In contrast to the previous work, H. Do [28] conducted data-driven research evaluate a building’s HVAC efficiency using building assessors, electricity demand, and outdoor environmental data. The building assessors’ data were used to estimate the HVAC system size and then estimate the HVAC system’s electricity demand curve. To define if the HVAC system was operating as expected, the authors proposed an HVAC efficiency rating to compare the model’s predictions and the actual performance data and considered as a case study 39 occupied residential buildings in Austin, Texas. The study concluded that 85% of the analyzed buildings had an efficient HVAC system, while 15% did not. The proposed HVAC efficiency rating can help to identify HVAC systems in need of energy efficiency upgrades.

W. Jung [29] addressed the importance of reducing unnecessary energy consumption by considering the human-in-the-loop in HVAC operations. The authors used a structured literature review approach, which involved investigating the human-in-the-loop according to two human dynamics parameters that drive user-centric operations of HVAC systems: occupancy and comfort. The paper proposed a five-tier hierarchical taxonomy (human-in-the-loop HVAC modality, building type, measurement techniques, sensing performance, and HVAC performance). The studies in the paper were classified based on their contributions to occupancy- and comfort-driven human-in-the-loop HVAC operations. Besides, the authors distinguished simulations from field evaluations to assess the actual viability and challenges in achieving the desirable results in practice. The authors also used a hype cycle model to qualitatively evaluate the developments of different technologies for human-in-the-loop HVAC operations from a research perspective. The identification of energy-efficient opportunities relies mainly on the human-in-the-loop experience.

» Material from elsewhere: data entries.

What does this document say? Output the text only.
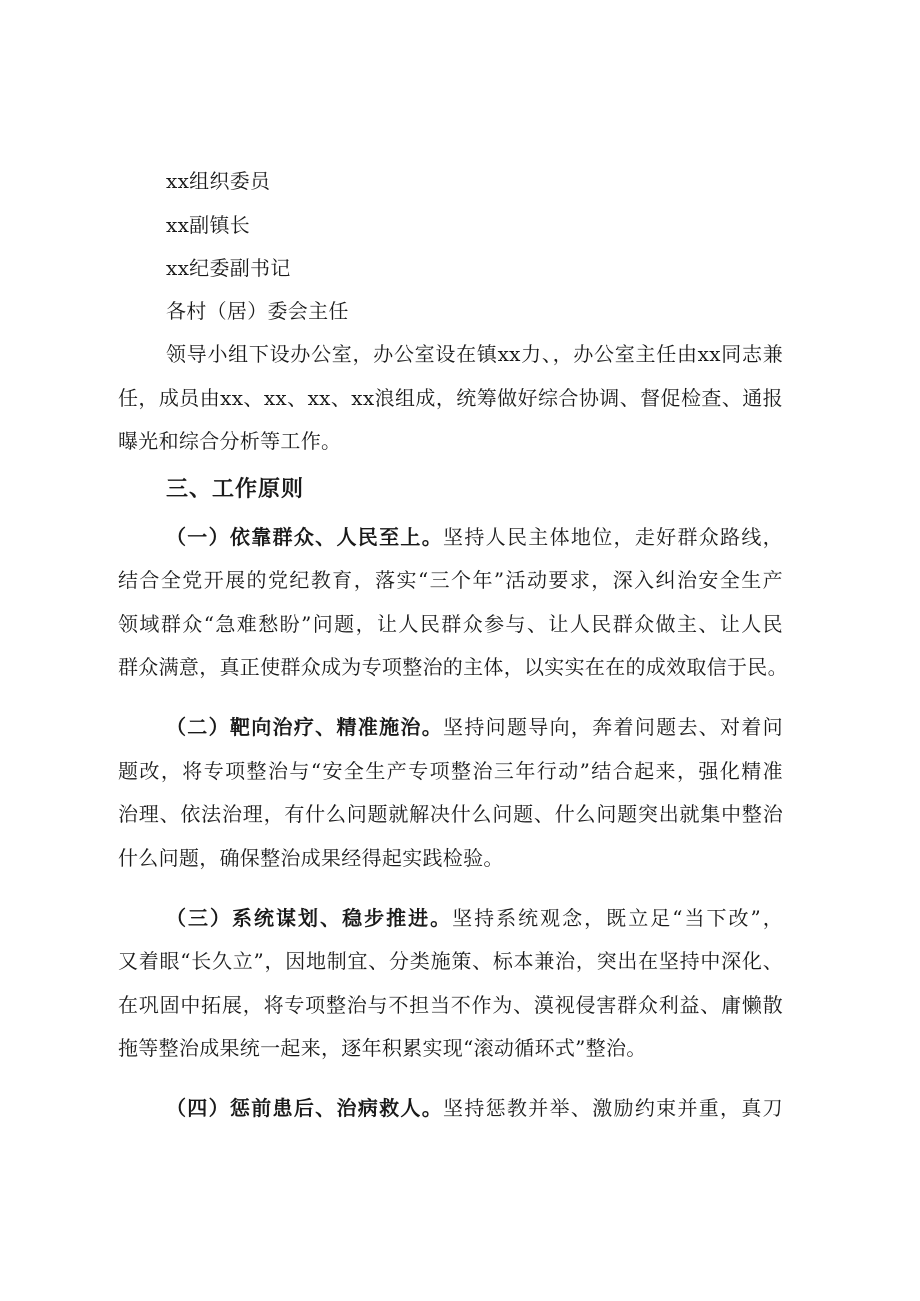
xx组织委员
xx副镇长
xx纪委副书记
各村（居）委会主任
领导小组下设办公室，办公室设在镇xx力、，办公室主任由xx同志兼
任，成员由xx、xx、xx、xx浪组成，统筹做好综合协调、督促检查、通报
曝光和综合分析等工作。
三、工作原则
（一）依靠群众、人民至上。坚持人民主体地位，走好群众路线，
结合全党开展的党纪教育，落实“三个年”活动要求，深入纠治安全生产
领域群众“急难愁盼”问题，让人民群众参与、让人民群众做主、让人民
群众满意，真正使群众成为专项整治的主体，以实实在在的成效取信于民。
（二）靶向治疗、精准施治。坚持问题导向，奔着问题去、对着问
题改，将专项整治与“安全生产专项整治三年行动”结合起来，强化精准
治理、依法治理，有什么问题就解决什么问题、什么问题突出就集中整治
什么问题，确保整治成果经得起实践检验。
（三）系统谋划、稳步推进。坚持系统观念，既立足“当下改”，
又着眼“长久立”，因地制宜、分类施策、标本兼治，突出在坚持中深化、
在巩固中拓展，将专项整治与不担当不作为、漠视侵害群众利益、庸懒散
拖等整治成果统一起来，逐年积累实现“滚动循环式”整治。
（四）惩前患后、治病救人。坚持惩教并举、激励约束并重，真刀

Many researchers strongly believe that accounting for the dynamics of occupancy in HVAC operations will lead to important energy savings and improve indoor thermal comfort. To achieve this, D. Ardiyanto [5] proposed a method to adjust HVAC setpoints based on occupant comfort, which is measured after computing the hourly Predicted Mean Vote (PMV) based on real-time occupancy information, indoor temperature setpoints, and humidity in a building. To test the effectiveness of the proposed method, the authors developed a building model based on a real one located in Alexandria and simulated the electrical consumption behavior after increasing the setpoint during unoccupied slots. The proposed method proved that more than 23% electrical consumption could be saved. However, V. Erickson [30] proved that it is possible to achieve an annual energy savings of 42% if real-time occupancy data are used.

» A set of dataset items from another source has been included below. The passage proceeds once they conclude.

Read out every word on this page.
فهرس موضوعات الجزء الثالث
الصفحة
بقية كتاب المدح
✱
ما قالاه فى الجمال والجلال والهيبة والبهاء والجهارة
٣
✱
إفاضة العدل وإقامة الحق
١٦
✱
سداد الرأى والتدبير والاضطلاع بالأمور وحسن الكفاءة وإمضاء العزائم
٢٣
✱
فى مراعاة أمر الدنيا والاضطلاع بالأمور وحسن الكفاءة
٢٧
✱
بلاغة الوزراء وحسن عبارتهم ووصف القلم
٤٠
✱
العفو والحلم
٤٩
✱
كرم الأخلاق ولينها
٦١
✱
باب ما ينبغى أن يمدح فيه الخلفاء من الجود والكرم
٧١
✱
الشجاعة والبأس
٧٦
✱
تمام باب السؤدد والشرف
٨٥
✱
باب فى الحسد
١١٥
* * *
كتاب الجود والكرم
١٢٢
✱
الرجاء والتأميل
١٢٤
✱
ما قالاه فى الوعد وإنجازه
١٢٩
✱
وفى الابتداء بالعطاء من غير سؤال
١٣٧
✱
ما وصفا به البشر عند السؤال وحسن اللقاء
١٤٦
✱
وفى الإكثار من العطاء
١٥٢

As noted, most existing of the work on energy efficiency has focused on using supervised machine learning techniques to implement HVAC operating strategies. However, these studies have not considered how to systematically determine the inefficiencies. Even though expert experiences are valuable and show efficiency improvement, they may miss opportunities to achieve more efficiency. Methods must further explore the inefficiencies missed by experts. This paper demonstrates the importance of collecting and analyzing smart meter data, as well as how unsupervised machine learning can be utilized to find inefficiencies in the way an HVAC system is operated.

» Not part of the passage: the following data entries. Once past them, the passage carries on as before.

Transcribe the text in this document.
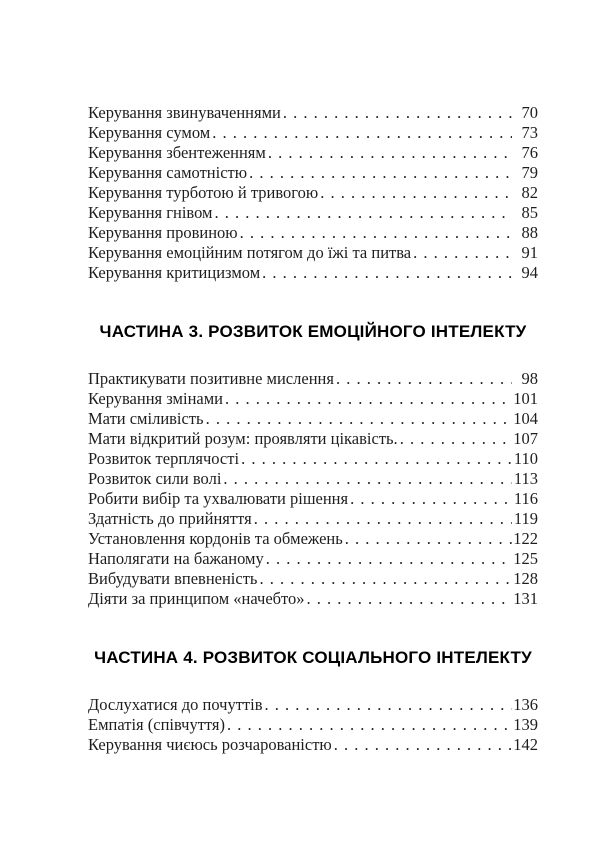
Керування звинуваченнями . . .	70
Керування сумом . . .	73
Керування збентеженням . . .	76
Керування самотністю . . .	79
Керування турботою й тривогою . . .	82
Керування гнівом . . .	85
Керування провиною . . .	88
Керування емоційним потягом до їжі та питва . . .	91
Керування критицизмом . . .	94
ЧАСТИНА 3. РОЗВИТОК ЕМОЦІЙНОГО ІНТЕЛЕКТУ
Практикувати позитивне мислення . . .	98
Керування змінами . . .	101
Мати сміливість . . .	104
Мати відкритий розум: проявляти цікавість. . . .	107
Розвиток терплячості . . .	110
Розвиток сили волі . . .	113
Робити вибір та ухвалювати рішення . . .	116
Здатність до прийняття . . .	119
Установлення кордонів та обмежень . . .	122
Наполягати на бажаному . . .	125
Вибудувати впевненість . . .	128
Діяти за принципом «начебто» . . .	131
ЧАСТИНА 4. РОЗВИТОК СОЦІАЛЬНОГО ІНТЕЛЕКТУ
Дослухатися до почуттів . . .	136
Емпатія (співчуття) . . .	139
Керування чиєюсь розчарованістю . . .	142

3. Data Collection, Description and Exploration

3.1. Data Collection and Description

The unsupervised ML technique adopted in this paper used the time series power consumption data collected from the Houston Advanced Research Center building, an 18,600 square foot office building located in The Woodlands, Texas (USA), as pictured in Figure 2. Designed and certified as an LEED Platinum building, the HARC operates the building as a living lab and continues pushing its boundaries. The HARC is one of the 55 office buildings in the US certified as Zero Energy and has an Energy Star score of 100 out of 100.

The power consumption data were collected at different building levels and included the whole building and four sub-systems: lighting, plug loads, HVAC, and others. We followed the standard data analytics process, presented in Figure 3, which consists of defining the problem to solve, collecting the data, exploring the data, proposing a solution to the target problem, and evaluating the proposed solution. This analysis aims to study the building energy consumption and determine whether it is possible to identify any inefficiencies in the HVAC system.

The data analyzed in this paper consisted of 1-year data collected from four meters that capture 1 min consumption of an HVAC system, lighting, plug loads, and others.

Table 1. HARC collected data—a description.

Data Aspect	Description
Before Wrangling
Initial data Dimension	12 by 525477
Description	1 min interval data that represent the following features: date, timeslot, others in kilowatt (kW), plug loads in kilowatt (kW), lighting in kilowatt (kW), HVAC consumption in kilowatt (kW), total in kilowatt (kW), others in kilowatt hour (KWh), plug kilowatt hour (KWh), lighting in kilowatt hour (KWh), HVAC consumption in in kilowatt hour (KWh), total in kilowatt Hour (KWh)
Sampling Rate	1 min
Number of rows missing	123
After Wrangling
Final Dimensions	3 by 8760
Sampling Rate	1 h
Number of rows	8760
Data Span Period	From October 2018 to September 2019

describes the raw data and wrangled data used in the analysis.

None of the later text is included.